Proses renegosasi mencakup aspek luas wilayah pertambangan, penggunaan tenaga kerja dalam negeri, divestasi serta kewajiban pengolahan dan pemurnian hasil tambang dalam negeri. "KPK melihat proses renegosiasi kontrak ini berlarut-larut," tambahnya.

Padahal, dalam pasal 169 UU No. 4 Tahun 2009 tentang Pertambangan Mineral dan Batubara telah dinyatakan dengan tegas bahwa ketentuan yang tercantum dalam pasal KK dan PKP2B disesuaikan selambat-lambatnya 1 tahun sejak UU No. 4 Tahun 2009 diundangkan. Artinya, renegosiasi kontrak semestinya sudah selesai tanggal 12 Januari 2010.

Dengan berlarut-larutnya proses renegosiasi, berdampak tidak terpungutnya penerimaan negara, dan ini tentu saja merugikan keuangan negara. KPK memperkirakan, selisih penerimaan negara dari satu perusahaan besar (KK) saja sebesar US$ 169,06 juta per tahun.

Misalnya, PT. FI sejak tahun 1967 sampai dengan sekarang menikmati tarif royalti emas sebesar 1% dari harga jual per kg. Padahal, di dalam peraturan pemerintah yang berlaku, tarif royalti emas sudah meningkat menjadi 3,75% dari harga jual emas per kg.

Dengan berlarut-larutnya penyesuaian kontrak oleh PT FI, terjadi kerugian keuangan negara sebesar 169 juta dolar AS setiap tahun dari yang semestinya menerima 330 juta dolar AS. Kenyataannya, negara hanya menerima US$ 161 juta.

Hal serupa juga terjadi pada PT VI yang tidak menyesuaikan tarif royaltinya. Akibatnya, negara mengalami kerugian pendapatan royalti sebesar US% 65,838 juta per tahunnya. Pemerintah yang semestinya menerima US$ 72 juta dari royalti setiap tahun, hanya menerima 1/12 dari yang seharusnya sebesar US$ 6,162 juta.

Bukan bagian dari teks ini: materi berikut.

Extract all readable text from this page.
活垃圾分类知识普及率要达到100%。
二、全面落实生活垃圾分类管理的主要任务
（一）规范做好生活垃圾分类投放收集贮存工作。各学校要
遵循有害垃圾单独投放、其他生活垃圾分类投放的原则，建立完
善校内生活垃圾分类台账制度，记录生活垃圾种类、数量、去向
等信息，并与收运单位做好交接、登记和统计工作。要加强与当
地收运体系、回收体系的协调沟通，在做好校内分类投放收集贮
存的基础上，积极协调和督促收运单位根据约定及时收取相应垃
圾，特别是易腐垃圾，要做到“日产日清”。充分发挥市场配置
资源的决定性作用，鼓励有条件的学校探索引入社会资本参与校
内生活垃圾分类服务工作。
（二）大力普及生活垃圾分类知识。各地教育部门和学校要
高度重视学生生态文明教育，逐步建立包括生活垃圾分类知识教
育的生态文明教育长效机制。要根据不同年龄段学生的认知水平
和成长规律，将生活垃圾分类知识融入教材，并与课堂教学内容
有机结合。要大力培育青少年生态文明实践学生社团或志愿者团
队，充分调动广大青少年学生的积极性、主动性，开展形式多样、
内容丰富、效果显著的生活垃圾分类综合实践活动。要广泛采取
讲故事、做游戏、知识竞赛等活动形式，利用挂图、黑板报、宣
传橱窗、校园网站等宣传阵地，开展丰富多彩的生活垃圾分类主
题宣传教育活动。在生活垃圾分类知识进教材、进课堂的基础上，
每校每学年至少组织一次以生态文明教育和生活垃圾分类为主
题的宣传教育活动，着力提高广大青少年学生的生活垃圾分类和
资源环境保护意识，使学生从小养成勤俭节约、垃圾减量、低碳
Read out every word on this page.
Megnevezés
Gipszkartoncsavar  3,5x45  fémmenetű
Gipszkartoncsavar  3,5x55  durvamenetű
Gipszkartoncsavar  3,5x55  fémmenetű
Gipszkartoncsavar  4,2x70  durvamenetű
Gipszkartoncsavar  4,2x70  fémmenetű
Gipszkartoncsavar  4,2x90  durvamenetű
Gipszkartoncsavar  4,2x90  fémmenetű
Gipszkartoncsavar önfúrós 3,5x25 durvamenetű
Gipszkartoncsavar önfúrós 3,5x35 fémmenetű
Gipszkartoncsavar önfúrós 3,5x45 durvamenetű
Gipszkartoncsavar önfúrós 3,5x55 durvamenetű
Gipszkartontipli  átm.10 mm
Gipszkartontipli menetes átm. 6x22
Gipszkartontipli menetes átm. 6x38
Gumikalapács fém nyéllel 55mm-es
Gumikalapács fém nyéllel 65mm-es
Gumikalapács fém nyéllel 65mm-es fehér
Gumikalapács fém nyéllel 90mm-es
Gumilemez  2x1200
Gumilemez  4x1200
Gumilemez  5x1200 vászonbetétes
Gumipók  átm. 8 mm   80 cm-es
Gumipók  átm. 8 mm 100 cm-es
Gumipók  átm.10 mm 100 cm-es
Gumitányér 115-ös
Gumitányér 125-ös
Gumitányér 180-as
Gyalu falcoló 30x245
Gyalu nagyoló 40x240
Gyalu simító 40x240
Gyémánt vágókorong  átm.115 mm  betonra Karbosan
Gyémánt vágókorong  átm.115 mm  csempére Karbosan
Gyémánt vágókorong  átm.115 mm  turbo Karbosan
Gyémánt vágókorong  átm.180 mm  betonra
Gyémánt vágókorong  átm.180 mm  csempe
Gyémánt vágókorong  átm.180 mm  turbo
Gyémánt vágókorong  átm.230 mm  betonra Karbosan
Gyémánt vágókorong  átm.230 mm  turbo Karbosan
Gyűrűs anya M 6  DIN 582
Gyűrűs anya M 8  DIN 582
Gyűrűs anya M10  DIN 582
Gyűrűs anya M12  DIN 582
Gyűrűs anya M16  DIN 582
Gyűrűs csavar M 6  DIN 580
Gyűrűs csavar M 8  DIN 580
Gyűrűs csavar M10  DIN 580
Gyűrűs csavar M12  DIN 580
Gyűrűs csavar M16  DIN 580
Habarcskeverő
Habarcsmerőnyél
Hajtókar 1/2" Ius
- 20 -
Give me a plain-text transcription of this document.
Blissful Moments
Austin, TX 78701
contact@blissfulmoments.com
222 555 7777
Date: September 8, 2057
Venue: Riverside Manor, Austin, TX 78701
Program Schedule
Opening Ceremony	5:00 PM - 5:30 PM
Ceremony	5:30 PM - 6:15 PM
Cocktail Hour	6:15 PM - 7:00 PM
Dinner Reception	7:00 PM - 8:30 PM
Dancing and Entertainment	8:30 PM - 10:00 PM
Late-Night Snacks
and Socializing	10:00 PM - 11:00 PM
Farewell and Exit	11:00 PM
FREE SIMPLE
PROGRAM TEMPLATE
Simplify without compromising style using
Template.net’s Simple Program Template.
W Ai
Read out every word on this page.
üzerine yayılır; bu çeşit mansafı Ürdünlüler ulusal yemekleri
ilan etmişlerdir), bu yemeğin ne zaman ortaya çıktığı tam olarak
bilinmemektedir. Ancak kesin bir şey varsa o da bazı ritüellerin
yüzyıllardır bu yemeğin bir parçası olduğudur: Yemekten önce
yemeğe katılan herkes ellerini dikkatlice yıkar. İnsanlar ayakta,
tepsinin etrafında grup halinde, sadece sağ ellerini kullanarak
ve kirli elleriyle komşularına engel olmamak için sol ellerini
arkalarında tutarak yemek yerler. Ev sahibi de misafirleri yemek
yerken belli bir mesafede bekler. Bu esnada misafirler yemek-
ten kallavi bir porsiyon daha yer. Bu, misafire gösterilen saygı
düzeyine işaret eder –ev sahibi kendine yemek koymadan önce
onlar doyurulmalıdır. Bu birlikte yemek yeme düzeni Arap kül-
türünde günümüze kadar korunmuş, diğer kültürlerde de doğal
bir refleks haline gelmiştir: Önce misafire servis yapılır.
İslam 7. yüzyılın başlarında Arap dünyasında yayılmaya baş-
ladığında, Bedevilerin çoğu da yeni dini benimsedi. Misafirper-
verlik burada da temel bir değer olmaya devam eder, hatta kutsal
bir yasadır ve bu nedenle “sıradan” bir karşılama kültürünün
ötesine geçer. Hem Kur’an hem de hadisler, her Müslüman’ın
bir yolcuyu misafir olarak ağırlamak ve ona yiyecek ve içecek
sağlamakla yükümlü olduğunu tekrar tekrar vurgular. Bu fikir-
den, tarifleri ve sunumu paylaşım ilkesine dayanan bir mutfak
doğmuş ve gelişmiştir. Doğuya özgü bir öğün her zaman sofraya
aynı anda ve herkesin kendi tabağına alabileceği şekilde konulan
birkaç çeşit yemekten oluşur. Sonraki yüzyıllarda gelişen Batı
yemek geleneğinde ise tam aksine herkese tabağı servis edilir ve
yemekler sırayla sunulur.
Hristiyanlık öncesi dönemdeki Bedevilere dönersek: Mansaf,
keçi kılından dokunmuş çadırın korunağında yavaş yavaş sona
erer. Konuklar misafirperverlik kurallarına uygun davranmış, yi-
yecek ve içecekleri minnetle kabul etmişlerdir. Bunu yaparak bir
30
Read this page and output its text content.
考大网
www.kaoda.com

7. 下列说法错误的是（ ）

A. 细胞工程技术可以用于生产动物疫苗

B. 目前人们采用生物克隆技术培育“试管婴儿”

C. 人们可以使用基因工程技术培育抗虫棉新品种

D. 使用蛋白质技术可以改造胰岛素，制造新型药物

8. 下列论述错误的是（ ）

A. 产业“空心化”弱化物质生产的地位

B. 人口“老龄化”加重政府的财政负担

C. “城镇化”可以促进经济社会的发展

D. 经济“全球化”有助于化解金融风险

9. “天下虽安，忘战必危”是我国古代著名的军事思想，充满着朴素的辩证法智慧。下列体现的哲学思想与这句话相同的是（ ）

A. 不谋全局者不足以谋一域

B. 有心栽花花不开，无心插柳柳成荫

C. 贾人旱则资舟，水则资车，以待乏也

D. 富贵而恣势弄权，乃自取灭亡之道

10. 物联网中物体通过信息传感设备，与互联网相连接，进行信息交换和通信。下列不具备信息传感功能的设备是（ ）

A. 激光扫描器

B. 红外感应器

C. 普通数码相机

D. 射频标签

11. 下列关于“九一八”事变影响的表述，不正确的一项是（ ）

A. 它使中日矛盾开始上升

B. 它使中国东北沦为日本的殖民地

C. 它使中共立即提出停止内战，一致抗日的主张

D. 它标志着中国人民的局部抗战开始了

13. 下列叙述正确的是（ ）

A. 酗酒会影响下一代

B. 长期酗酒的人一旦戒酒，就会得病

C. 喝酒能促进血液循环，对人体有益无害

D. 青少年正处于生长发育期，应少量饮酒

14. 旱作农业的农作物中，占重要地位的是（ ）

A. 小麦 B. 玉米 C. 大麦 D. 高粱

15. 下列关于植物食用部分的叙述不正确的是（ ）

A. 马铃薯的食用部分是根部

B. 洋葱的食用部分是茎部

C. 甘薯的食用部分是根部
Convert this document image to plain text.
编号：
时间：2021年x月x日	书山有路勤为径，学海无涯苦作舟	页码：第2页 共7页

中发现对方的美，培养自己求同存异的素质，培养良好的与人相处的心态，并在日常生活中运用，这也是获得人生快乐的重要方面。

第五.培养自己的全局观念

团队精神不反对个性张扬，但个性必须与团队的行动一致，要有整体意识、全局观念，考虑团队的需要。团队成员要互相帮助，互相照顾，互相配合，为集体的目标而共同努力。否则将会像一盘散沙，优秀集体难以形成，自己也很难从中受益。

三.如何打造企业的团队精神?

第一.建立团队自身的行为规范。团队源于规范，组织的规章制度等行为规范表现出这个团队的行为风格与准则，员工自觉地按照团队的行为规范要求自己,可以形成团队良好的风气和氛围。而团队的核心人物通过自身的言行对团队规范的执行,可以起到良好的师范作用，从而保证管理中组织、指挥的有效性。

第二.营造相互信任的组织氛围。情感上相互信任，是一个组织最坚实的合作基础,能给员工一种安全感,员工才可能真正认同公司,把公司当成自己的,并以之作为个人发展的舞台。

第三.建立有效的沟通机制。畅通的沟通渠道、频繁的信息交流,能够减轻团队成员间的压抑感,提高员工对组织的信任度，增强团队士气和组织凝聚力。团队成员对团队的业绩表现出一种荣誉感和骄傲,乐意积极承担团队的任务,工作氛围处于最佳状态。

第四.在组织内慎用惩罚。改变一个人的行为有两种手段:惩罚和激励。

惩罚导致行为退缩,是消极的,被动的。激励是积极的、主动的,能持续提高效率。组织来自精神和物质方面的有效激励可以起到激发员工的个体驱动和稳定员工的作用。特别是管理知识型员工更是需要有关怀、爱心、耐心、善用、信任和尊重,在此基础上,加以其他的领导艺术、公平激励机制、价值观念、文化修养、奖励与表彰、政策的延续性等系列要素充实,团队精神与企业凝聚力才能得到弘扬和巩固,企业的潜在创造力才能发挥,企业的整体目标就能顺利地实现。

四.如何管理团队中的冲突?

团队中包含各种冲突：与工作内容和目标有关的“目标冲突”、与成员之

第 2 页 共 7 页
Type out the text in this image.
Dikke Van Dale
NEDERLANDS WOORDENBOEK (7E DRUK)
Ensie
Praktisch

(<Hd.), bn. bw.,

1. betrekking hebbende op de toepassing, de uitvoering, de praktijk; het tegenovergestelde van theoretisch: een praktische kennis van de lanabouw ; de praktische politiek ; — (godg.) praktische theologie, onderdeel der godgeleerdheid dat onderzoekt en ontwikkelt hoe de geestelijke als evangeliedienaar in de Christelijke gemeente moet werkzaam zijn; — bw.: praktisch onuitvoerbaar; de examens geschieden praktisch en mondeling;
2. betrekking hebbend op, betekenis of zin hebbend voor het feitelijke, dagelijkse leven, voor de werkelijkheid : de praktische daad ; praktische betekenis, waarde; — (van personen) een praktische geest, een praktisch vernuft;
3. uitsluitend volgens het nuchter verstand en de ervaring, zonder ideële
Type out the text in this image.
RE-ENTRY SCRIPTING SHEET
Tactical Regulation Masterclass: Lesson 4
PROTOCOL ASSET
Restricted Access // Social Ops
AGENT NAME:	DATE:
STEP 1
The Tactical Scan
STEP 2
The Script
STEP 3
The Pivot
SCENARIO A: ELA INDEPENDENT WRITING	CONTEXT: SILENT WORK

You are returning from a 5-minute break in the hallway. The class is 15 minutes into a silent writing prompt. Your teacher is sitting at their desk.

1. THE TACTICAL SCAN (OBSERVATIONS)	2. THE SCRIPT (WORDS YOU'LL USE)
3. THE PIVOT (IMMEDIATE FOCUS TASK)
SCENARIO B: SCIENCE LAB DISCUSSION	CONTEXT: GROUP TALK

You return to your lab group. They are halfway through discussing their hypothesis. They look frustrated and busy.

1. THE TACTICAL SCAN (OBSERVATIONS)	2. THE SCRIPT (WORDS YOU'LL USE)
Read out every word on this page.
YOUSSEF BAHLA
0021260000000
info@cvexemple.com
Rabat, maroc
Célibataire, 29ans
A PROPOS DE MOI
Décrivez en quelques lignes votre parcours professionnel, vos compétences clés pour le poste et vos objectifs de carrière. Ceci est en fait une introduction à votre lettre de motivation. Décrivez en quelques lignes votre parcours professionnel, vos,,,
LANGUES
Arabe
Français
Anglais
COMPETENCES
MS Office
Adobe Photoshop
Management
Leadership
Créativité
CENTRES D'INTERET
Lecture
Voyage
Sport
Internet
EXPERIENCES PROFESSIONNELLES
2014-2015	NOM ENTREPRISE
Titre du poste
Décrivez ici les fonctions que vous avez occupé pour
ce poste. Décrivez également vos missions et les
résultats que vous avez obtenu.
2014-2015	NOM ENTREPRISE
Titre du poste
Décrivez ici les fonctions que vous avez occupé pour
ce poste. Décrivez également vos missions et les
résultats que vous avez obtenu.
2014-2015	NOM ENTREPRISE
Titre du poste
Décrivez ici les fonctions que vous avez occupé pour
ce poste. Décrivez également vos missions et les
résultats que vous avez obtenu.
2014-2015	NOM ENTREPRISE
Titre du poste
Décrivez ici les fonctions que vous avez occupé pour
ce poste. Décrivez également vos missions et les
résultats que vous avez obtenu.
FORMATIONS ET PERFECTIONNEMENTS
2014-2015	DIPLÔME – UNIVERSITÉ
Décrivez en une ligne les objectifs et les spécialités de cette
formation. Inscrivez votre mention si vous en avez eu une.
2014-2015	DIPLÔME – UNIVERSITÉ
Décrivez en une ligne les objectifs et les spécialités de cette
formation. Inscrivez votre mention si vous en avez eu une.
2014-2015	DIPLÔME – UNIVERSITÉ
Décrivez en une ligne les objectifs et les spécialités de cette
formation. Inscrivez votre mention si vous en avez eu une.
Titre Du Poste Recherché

Lebih jauh lagi, hasil kajian KPK juga menemukan adanya kerugian keuangan negara dari hasil audit tim Optimalisasi Penerimaan Negara (OPN), yaitu sebesar Rp 6,7 triliun (2003-2011) akibat kurang bayar royalti, dan potensi kerugian keuangan negara dari 198 perusahaan pertambangan batubara sebesar US$ 1,224 miliar (2010-2012) dan dari 180 perusahaan pertambangan mineral sebesar US$ 24,661 juta (2011).

KPK menyayangkan, tidak ada sanksi yang tegas bagi pemegang kontrak yang enggan melakukan renegosiasi dan penyesuaian tarif royalti. Sebagai upaya di bidang pencegahan, KPK mengingatkan pemerintah agar mengambil langkah tegas termasuk pemberian sanksi. Karena pembiaran proses renegosiasi kontrak ini, berujung pada kerugian keuangan negara.

Sampai berita ini diturunkan, KONTAN belum mendapatkan konfirmasi dari pihak ESDM.